Tan sólo sé que era por la
mañana, porque el sol había salido hacía unas horas, e intentaba ponerse al día
cogiendo temperatura. Me recuerdo bajando del porche resguardado del jardín y colindante con la casa, tres escalones, para después encaminar el sendero construido con
grandes bloques de granito sobre el cemento, hasta el jardín impoluto, de
césped apenas atravesado por dos enormes pinos y un pozo al fondo, pegado a los
setos medianeros con la siguiente propiedad.
Anduve un poco por el césped,
hasta que me senté, y me tumbé boca arriba. Hacía frío, sentía el césped
húmedo, y me puse las manos a modo de almohada, entrecruzadas detrás de mi
cabeza. Miré hacia las copas de los árboles atravesadas apenas por los rayos
del sol, y sentí cómo las luces de mis familiares se apagaban y el silencio
extendía un gran manto negro sobre mi cuerpo. Tenía dieciséis años, mi abuela
acababa de morir, y fue la primera vez que sentí cómo el silencio, la nada, es
siempre el preludio del dolor.
Una
noche más, como cualquier otra amante de un día anónimo, abrí la puerta del
portal y traspasé el umbral de la otra dimensión, aquella zona donde el tiempo
se paraliza y las nubes parecen despejarse, dejando un pequeño claro en su
interior.
A
pesar de ello, el suelo estaba mojado.

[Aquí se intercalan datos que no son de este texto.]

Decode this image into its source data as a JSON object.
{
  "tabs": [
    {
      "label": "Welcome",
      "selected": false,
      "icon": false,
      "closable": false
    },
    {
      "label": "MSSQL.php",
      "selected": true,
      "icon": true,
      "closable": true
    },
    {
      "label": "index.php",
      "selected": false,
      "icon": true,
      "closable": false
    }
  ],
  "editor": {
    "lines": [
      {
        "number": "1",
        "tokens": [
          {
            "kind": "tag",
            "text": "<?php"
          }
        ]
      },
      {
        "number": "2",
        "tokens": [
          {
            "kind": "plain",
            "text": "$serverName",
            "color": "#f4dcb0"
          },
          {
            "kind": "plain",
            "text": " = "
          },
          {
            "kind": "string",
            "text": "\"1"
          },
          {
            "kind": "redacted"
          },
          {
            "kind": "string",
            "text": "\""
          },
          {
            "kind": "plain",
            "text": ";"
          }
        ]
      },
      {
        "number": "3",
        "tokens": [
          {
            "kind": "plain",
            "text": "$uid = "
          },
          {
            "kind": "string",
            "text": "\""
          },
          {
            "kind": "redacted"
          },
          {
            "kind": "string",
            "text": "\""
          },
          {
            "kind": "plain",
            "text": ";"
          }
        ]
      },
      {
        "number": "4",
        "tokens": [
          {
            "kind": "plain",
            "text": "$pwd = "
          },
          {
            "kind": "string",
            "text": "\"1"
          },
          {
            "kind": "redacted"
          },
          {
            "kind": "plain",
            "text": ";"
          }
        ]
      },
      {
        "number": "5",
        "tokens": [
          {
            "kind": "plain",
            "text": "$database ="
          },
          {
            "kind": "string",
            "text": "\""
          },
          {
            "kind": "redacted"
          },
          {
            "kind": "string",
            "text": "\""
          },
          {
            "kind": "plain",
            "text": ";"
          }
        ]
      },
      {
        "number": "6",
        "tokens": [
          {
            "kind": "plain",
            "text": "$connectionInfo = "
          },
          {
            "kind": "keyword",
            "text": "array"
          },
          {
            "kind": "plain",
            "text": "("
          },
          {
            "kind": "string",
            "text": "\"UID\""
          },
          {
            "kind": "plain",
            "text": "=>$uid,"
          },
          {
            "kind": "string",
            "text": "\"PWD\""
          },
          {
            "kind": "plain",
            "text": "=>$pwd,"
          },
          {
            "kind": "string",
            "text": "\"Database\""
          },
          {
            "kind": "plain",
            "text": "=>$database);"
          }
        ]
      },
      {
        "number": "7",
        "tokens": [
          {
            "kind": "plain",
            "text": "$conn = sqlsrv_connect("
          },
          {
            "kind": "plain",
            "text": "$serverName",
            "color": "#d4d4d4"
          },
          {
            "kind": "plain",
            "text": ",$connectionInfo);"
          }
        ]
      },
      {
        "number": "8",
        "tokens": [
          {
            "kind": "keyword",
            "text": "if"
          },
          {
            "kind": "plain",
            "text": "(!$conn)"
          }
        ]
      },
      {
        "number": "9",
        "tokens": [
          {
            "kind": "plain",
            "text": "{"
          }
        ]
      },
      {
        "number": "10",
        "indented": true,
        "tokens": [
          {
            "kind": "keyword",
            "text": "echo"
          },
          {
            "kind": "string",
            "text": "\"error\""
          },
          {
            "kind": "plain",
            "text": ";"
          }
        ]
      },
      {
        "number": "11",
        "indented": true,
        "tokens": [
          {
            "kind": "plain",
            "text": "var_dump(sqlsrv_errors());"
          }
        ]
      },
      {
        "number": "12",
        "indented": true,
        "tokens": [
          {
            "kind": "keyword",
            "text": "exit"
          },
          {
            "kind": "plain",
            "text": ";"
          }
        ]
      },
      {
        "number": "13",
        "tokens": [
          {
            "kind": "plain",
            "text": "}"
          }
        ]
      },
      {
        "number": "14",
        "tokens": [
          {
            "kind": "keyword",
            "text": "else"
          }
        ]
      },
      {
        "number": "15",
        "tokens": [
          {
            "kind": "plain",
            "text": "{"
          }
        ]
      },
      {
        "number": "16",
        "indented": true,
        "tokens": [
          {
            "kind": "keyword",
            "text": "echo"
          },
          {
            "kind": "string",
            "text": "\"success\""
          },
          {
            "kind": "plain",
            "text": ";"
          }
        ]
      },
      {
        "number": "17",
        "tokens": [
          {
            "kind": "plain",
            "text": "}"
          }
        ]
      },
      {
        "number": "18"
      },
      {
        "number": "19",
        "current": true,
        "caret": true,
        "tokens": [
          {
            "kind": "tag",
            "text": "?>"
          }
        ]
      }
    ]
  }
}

Sentí las botas golpear contra un
charco, chapoteando levemente, una y otra vez, hasta que alcé la vista al cielo
oscuro y detuve mis pasos. Mis ojos se encontraron con los de la luna, y
mantuvimos las miradas durante unos instantes que se quedaron suspendidos
frágilmente en la eternidad.
Te
miré, te quedaste callada, expectante, buscándome una respuesta con tu puñetera
arma invisible. Hacía mucho tiempo que no hablábamos, más de un año, más de dos,
refugiada en capítulos protagonizados por el estruendo provocado. Sabías que no
iba a ser fácil, así que levantaste una mano, rozándome el cuello, acariciando
la mandíbula, hasta posar tu mano sobre mi cara. Cerré los ojos e inspiré
profundamente mientras me temía lo que iba a pasar, aun así inmutable. Fue entonces
cuando, con la otra mano, te introdujiste en mi pecho, y sentí un fuerte
crujido.
Y
fue ahí cuando nos volvimos a encontrar.
“Mi
gran compañero, cuánto tiempo. Qué ha sido de ti, joder, sería irónico decir
que te he echado de menos, pero qué coño, algo de verdad tendría esa sentencia.
Sin ti me ha sido imposible escribir algo de provecho. Vente, ayúdame con esta
sangre que me sale a borbotones, y vayamos a tomar algo para acompañar tus lúgubres
historias”.
Es
complicado describir esto, pero me alegra volver a ver la sangre en mis venas,
sentirla espesa, caliente, deslizarse por mi cuerpo. La reconfortante sensación
de tener algo roto por dentro, de estar perturbado en ciertos sentidos. De volver
a encontrarme contigo y fusionarnos hasta que el silencio se da el relevo con
los primeros pasos del nuevo día. Porque eso significa que podemos ser
diferentes al resto del mundo, y por ello sentirnos alguien durante los pocos
años que nos da la vida para recorrer estas tierras.
Esta
vez es distinto, pero en cierto modo semejante. Los años me han sorprendido con cientos de experiencias, pequeños
capítulos insignificantes de forma aislada pero que pueden dar lugar a un
compendio algo razonable, arañado por mi personalidad violenta y siempre
anegada en el dramatismo. Y aun así hay algo básico que nos caracterizaba a
ambos protagonistas de este absurdo texto. El hecho de que a veces sintamos que
el mundo se para y no tenemos dónde ir.